The pipeline includes data cleaning and alignment to address irregular TSV formats, missing files, and misaligned labels. Text preprocessing involves normalization, tokenization, and TF–IDF feature extraction, followed by one-vs-rest Logistic Regression for multi-label classification. Experiments used an 80/20 train-test split, and evaluation focused on macro-averaged precision, recall, and F1-score to account for label imbalance.
Results indicate moderate performance, with frequent codes predicted more accurately than rare ones. Error analysis highlights challenges from short or ambiguous texts, label noise, and the long-tail distribution of ICD-10 codes. While Logistic Regression is interpretable and efficient, it lacks deep contextual understanding.

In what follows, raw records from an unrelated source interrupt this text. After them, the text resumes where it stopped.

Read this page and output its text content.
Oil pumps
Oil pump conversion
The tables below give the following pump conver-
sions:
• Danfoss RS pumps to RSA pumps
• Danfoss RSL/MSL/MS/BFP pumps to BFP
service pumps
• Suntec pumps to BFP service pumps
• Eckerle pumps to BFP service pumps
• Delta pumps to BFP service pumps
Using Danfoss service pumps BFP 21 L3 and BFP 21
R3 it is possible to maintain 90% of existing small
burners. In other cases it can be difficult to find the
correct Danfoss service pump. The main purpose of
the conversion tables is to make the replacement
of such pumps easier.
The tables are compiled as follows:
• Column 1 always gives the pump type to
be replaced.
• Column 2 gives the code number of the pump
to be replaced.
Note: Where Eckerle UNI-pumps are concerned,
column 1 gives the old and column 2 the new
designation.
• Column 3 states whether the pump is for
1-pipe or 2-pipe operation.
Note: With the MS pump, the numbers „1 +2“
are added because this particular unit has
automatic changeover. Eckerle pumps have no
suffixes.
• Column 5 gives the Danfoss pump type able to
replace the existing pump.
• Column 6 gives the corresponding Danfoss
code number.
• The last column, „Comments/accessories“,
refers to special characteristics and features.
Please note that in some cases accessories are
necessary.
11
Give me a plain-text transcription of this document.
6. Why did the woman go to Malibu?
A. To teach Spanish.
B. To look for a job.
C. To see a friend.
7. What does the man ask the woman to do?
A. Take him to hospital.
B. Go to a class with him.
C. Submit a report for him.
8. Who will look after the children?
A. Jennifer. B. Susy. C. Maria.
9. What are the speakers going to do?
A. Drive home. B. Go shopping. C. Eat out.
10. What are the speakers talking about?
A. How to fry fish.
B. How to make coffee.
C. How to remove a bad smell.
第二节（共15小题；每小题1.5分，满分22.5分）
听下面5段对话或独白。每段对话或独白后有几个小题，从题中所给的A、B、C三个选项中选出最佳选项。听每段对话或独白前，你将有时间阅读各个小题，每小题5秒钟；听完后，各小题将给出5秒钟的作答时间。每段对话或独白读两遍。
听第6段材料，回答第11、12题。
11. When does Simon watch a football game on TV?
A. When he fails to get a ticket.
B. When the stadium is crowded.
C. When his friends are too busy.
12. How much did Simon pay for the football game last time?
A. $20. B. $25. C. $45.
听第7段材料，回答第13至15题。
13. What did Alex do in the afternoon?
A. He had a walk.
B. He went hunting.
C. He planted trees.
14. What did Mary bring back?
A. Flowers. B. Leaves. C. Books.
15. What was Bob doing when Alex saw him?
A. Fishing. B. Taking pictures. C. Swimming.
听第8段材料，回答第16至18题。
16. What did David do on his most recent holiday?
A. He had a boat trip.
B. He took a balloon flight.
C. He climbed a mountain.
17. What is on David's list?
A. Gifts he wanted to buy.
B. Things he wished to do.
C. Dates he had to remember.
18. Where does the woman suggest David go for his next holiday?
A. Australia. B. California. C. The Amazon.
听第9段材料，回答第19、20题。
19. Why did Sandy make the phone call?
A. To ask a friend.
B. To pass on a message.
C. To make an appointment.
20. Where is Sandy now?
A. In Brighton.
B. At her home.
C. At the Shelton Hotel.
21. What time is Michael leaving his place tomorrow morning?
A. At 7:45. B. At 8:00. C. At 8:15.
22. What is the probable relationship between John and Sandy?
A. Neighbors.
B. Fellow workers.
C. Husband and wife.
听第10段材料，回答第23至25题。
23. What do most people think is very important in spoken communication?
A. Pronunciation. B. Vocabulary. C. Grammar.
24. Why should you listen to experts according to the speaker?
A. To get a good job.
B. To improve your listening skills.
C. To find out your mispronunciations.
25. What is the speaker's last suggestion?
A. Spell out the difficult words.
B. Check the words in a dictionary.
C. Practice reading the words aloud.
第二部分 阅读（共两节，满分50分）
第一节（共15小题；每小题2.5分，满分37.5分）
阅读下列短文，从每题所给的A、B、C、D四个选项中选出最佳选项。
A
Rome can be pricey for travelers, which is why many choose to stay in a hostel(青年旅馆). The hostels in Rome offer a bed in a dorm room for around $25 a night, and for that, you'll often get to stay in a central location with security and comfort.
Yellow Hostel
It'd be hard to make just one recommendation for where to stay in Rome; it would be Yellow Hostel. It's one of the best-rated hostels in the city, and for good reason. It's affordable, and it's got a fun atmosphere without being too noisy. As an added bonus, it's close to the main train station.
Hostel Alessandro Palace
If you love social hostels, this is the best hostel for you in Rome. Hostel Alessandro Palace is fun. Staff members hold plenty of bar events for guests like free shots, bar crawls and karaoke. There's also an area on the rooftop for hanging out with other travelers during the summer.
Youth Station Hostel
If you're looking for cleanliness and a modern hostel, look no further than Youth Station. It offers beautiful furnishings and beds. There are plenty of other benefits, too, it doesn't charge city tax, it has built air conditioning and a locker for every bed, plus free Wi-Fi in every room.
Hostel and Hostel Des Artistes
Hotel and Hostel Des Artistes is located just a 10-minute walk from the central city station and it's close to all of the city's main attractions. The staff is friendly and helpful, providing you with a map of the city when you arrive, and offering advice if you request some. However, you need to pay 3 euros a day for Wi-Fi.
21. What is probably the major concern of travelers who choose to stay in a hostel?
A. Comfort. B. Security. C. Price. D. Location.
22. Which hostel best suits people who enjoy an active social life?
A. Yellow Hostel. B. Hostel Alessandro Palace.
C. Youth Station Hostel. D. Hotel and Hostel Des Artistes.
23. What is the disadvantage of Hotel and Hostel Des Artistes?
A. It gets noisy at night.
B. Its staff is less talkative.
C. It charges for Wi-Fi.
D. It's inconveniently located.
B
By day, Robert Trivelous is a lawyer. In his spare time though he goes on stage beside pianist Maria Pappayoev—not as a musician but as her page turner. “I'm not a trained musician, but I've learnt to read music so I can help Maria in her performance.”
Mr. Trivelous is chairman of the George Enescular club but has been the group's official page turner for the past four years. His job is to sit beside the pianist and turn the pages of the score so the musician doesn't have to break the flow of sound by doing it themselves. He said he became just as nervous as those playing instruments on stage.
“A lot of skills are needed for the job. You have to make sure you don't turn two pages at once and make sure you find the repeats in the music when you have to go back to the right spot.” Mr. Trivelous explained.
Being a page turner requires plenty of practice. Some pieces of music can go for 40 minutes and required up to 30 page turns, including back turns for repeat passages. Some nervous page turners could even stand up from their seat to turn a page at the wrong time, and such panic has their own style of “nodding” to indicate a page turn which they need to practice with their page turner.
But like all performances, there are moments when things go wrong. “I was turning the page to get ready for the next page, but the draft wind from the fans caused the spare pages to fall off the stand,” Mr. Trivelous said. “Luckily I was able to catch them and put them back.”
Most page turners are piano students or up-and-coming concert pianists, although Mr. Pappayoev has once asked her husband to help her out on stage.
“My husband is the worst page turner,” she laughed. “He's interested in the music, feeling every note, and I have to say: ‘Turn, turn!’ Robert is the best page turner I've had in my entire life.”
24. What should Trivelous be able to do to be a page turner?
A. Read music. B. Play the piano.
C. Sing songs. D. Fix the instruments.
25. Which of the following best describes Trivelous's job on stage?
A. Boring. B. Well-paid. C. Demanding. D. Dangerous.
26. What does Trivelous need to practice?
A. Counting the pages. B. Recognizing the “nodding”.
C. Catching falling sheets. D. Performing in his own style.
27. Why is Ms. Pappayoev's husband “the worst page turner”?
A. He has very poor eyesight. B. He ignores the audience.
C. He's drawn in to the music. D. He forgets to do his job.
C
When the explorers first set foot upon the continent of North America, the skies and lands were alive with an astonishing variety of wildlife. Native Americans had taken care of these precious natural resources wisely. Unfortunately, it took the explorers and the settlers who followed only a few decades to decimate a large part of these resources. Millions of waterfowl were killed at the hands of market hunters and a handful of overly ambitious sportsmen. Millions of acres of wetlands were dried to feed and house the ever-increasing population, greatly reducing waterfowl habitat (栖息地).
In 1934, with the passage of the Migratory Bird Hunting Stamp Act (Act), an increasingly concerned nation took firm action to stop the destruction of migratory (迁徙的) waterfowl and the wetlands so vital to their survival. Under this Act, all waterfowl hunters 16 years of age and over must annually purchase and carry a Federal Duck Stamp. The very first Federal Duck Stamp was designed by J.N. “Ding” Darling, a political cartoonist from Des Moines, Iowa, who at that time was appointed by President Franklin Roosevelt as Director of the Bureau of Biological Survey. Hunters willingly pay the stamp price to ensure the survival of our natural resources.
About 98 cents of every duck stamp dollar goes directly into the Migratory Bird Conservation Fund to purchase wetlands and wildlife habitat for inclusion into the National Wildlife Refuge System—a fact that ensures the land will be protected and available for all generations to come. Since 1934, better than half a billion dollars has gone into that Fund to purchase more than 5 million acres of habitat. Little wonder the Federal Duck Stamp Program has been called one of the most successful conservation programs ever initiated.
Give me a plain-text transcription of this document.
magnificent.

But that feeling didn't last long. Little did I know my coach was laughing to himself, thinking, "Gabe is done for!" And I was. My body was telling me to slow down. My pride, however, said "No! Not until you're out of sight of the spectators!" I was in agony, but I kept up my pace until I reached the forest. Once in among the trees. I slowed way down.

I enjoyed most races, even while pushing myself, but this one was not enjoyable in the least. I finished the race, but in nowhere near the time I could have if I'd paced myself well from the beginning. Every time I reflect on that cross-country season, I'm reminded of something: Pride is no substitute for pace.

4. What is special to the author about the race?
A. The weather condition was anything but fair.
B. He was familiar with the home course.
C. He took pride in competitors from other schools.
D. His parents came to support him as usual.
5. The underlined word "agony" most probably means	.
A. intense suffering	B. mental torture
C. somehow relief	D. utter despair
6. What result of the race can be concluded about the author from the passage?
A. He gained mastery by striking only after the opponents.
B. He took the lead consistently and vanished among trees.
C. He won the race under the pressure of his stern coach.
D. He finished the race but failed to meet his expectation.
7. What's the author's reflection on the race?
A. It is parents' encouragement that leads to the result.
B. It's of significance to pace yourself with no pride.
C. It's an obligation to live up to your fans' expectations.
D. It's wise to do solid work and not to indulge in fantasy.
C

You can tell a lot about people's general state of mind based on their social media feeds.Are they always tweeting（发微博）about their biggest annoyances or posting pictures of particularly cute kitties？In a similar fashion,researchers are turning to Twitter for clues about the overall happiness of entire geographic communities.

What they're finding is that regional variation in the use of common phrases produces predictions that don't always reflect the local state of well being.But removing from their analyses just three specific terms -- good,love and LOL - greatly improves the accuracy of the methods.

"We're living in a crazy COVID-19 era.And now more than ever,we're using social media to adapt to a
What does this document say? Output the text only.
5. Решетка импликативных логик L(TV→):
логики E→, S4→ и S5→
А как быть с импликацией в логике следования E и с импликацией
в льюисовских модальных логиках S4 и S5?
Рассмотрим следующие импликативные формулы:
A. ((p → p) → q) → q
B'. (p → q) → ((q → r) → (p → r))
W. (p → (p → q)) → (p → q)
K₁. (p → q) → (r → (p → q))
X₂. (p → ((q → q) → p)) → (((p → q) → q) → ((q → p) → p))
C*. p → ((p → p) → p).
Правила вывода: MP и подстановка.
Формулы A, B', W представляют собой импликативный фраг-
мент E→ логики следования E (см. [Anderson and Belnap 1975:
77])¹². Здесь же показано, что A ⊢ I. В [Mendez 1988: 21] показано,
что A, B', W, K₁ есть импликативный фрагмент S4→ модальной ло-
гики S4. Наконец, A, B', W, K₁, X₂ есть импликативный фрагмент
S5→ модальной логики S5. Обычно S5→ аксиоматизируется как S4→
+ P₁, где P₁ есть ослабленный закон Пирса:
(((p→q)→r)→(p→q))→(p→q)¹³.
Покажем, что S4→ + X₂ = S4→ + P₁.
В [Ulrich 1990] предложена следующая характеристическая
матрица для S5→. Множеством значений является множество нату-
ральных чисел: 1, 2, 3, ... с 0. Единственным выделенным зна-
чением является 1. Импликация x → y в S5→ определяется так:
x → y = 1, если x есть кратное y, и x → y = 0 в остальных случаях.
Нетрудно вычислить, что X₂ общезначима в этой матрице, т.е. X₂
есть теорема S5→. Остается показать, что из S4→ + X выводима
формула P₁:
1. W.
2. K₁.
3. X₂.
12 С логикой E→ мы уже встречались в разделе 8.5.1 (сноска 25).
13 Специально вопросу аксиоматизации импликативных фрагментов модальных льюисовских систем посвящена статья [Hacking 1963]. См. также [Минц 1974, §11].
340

The study provides a reproducible, interpretable baseline, paving the way for future work with transformer-based models and LLMs, which can better capture context in clinical narratives and improve automated coding accuracy.
Conclusion
This paper presented a comprehensive Logistic Regression baseline for ICD-10 classification on Spanish clinical text from the CodiEsp dataset. By carefully documenting dataset inspection, preprocessing, feature extraction, model training, and error analysis, we provide a transparent foundation for further research. While the performance of the linear model is limited by dataset quality and the inherent complexity of clinical language, the insights gained from this baseline are invaluable for guiding future development of more powerful transformer-based and LLM-driven systems.
References
[1] J. Devlin, M.-W. Chang, K. Lee, and K. Toutanova, “BERT: Pre-training of Deep Bidirectional Transformers for Language Understanding,” Proc. NAACL-HLT, 2019.
[2] A. E. Johnson et al., “MIMIC-III, a freely accessible critical care database,” Sci. Data, vol. 3, 2016.
[3] P. López et al., “CodiEsp: ICD-10 coding in Spanish clinical texts,” Proc. ClinicalNLP, 2020.
[4] T. Mikolov, K. Chen, G. Corrado, and J. Dean, “Efficient estimation of word representations in vector space,” Proc. ICLR, 2013.
[5] Y. Zhang et al., “Deep learning for medical coding,” J. Am. Med. Inform. Assoc., 2020.
[6] S. Hochreiter and J. Schmidhuber, “Long short-term memory,” Neural Comput., vol. 9, no. 8, 1997.
[7] A. Vaswani et al., “Attention is all you need,” Proc. NeurIPS, 2017.
[8] F. Chollet, “Deep Learning with Python,” 2nd ed., Manning, 2021.
[9] Scikit-learn Developers, “Logistic Regression documentation,” scikit-learn.org, accessed 2025.
[10] N. Collobert et al., “Natural language processing (almost) from scratch,” JMLR, 2011.
[11] J. Lee et al., “BioBERT: a pre-trained biomedical language representation model for biomedical text mining,” Bioinformatics, 2020.
[12] E. Alsentzer et al., “Publicly Available Clinical BERT Embeddings,” Proc. ClinicalNLP, 2019.
[13] O. Uzuner et al., “Evaluating the state-of-the-art in automatic de-identification,” J. Am. Med. Inform. Assoc., 2007.
[14] P. Koopman and J. Zhai, “Automated ICD coding using machine learning,” in Proc. IEEE Int. Conf. Healthcare Informatics, 2019.
[15] World Health Organization, “International Statistical Classification of Diseases and Related Health Problems, 10th Revision,” WHO, 2016.